Marta Mason

Personal information
- Full name: Marta Mason
- Date of birth: 10 February 1993 (age 33)
- Place of birth: Camposampiero, Italy
- Position: Striker

Senior career*
- Years: Team / Apps / (Gls)
- 2008–2010: Venezia / 31 / (6)
- 2010–2011: Reggiana / 25 / (6)
- 2011–2012: Chiasiellis / 8 / (0)
- 2012–2013: Bardolino / 23 / (11)
- 2013–2014: AGSM Verona / 23 / (22)
- 2014–2016: Mozzanica / 27 / (13)
- 2017–2018: Valpolicella / 10 / (1)
- 2018–2019: ChievoVerona Valpo

International career
- Italy U19

= Marta Mason =

Italian singer and former footballer

Marta Mason (born 10 February 1993) is an Italian singer and former footballer who played as a striker. She was an Italy under-19 international.
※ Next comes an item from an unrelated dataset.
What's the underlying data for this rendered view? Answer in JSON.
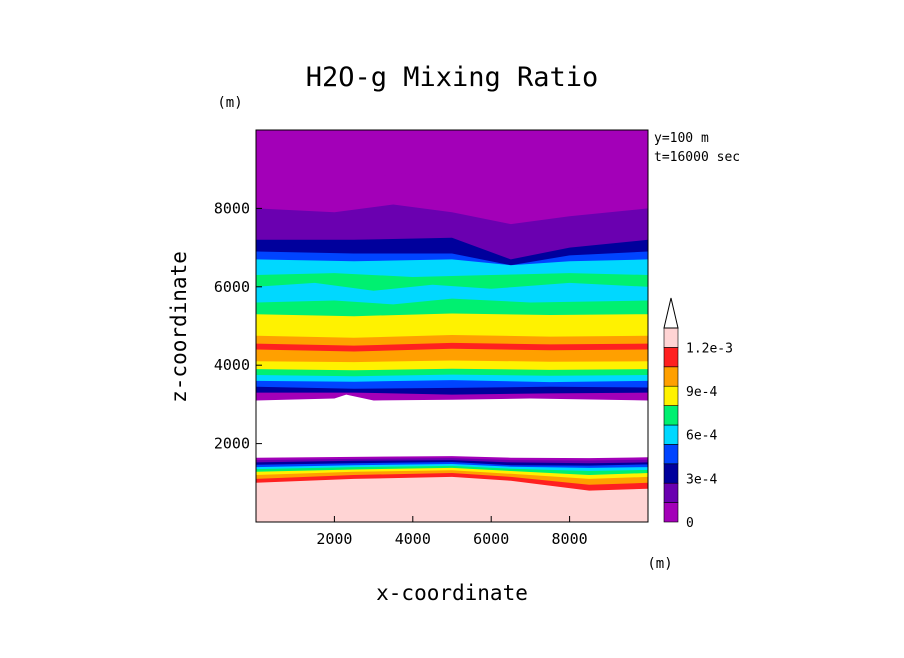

Following her football career, she has pursued a singing career.

==Singing career==
In the 2016–17 season, Mason took some time away from football to appear on the television singing contest Amici di Maria De Filippi. This marked the beginning of her singing career.

== Personal life ==
As of 2022, Mason lives in Verona, and divides her time working as a massage therapist, video producer, and singer.